This is the first study that identifies mitochondria as the intracellular accumulation sites of KP46. Since mitochondria are important players in determining the survival and cell death commitment of cancer cells, they represent attractive targets of anticancer chemotherapy. As reviewed elsewhere [25], the mostly targeted mechanistic pathways converge on the rupture of the mitochondrial outer membrane, the disintegration of the permeability pore complex and thereby on apoptosis. These mitochondrial cell death pathways are controlled by p53 [26–31] at transcriptional and non-transcriptional levels [26, 27]. Indeed, p53 can also promote apoptosis by translocating from the nucleus to the mitochondrial surface [32] and trigger the permeabilization of the mitochondrial outer membrane by activating pro-apoptotic factors [30, 33] or as recently reported by opening the PTP. p53 also may translocate to the cytoplasm and repress general macroautophagy and mitophagy [26, 29]. However, in the nucleus, p53 regulates the expression of an array of target genes encoding most importantly Bcl-family proteins with pro-apoptotic functions [20, 28, 34].
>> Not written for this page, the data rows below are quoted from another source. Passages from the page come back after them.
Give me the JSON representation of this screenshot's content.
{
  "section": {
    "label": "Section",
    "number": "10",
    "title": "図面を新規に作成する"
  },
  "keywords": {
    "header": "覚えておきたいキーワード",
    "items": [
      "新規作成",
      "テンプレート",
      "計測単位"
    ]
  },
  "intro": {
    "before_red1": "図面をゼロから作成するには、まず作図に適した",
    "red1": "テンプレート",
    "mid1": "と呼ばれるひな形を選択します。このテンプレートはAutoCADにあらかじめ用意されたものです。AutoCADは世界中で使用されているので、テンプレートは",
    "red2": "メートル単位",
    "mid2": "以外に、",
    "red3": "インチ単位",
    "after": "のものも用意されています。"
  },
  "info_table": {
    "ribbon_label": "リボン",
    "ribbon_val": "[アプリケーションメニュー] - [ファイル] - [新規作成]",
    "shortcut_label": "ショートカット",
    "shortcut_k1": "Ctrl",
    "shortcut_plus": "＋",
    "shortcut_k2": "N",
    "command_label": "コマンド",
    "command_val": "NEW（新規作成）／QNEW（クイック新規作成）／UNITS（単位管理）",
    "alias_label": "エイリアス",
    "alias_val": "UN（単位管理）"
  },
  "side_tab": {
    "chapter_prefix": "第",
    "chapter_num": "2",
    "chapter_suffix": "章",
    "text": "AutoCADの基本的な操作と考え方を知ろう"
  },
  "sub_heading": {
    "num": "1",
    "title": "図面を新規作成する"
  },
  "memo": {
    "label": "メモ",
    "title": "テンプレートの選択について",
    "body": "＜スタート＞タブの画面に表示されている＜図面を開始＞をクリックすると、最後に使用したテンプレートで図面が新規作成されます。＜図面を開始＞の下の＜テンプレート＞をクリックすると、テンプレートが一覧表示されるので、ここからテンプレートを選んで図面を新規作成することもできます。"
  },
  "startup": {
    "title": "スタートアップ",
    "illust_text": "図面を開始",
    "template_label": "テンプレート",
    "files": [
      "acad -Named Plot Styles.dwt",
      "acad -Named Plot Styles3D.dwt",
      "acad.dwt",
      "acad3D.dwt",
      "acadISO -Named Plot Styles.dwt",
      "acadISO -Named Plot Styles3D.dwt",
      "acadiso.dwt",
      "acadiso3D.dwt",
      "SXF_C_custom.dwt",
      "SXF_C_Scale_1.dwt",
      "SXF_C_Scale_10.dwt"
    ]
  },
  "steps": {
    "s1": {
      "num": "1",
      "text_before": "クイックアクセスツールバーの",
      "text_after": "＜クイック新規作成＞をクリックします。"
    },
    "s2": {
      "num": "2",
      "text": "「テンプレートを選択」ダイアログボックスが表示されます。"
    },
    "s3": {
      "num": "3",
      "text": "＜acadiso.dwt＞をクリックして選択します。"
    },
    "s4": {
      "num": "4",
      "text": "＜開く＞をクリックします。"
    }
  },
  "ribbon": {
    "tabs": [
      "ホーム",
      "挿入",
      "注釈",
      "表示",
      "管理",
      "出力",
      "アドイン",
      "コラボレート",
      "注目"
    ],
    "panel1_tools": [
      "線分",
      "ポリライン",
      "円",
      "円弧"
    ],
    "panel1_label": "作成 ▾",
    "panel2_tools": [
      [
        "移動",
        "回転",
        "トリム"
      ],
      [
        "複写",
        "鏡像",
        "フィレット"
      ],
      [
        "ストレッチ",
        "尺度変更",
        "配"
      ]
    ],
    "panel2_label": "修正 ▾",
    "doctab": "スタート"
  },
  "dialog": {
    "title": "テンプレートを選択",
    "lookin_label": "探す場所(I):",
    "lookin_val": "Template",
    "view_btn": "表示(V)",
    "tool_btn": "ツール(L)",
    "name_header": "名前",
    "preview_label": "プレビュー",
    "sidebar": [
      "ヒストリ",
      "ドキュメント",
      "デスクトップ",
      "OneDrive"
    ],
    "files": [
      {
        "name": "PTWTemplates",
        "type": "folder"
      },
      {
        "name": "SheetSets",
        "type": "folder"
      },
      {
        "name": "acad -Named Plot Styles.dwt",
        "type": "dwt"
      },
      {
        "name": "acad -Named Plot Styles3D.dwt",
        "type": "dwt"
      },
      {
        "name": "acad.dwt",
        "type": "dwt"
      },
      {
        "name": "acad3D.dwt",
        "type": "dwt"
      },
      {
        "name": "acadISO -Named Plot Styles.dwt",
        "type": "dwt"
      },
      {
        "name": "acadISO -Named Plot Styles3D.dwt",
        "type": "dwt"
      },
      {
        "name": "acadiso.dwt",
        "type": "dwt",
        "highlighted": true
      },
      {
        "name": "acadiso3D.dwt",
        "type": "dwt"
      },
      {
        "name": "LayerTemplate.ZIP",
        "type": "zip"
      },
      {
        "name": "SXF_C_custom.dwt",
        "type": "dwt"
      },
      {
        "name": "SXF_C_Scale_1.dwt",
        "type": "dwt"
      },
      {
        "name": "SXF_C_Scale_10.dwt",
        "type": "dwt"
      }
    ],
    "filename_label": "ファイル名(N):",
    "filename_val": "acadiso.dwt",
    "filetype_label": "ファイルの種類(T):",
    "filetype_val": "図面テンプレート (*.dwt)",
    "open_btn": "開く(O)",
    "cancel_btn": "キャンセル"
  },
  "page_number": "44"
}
Here we identified BNIP3L as a major transcriptional target of p53 in response to KP46. BNIP3L belongs to the pro-apoptotic BH3-only Bcl-2 protein family and is a multi-functional protein with critical apoptotic and non-apoptotic (e.g. autophagic) cell death related roles [20, 35]. BNIP3L acts as a mitochondrial stress sensor regulating mitophagy [36], by disturbing the BECLIN1-Bcl2/Bcl-X complex [37]; or triggers caspase-dependent apoptosis through the permeabilization of the mitochondrial outer membrane. Furthermore, it regulates the SR/ER Ca²⁺ pumps, thus increasing the ER Ca²⁺ stores and the delivery of Ca²⁺ from the ER to the juxtaposed mitochondria, eventually inducing programmed necrosis through mitochondrial PTP opening [22, 37]. Consistent with previously described functions, BNIP3L was crucial for PARKIN-mediated mitophagy in the presence of p53. Indeed, PARKIN was not induced or recruited to KP46-exposed mitochondria in cells expressing BNIP3L in the p53^KO background or in cells with reduced BNIP3L in the p53^WT background, confirming the essential role of BNIP3L in PARKIN signaling. Interestingly, while BNIP3L^KD impaired PARKIN-translocation to CCCP-treated mitochondria, BNIP3L^KO (Bnip3L^–/^–) MEFs entirely failed to mobilize PARKIN under CCCP, underlining its crucial role on priming defective mitochondria for PARKIN [16]. Finally, K63 ubiquitination of KP46-exposed HCT116^WT mitochondria underlined the KP46-induced mitophagy-signaling event.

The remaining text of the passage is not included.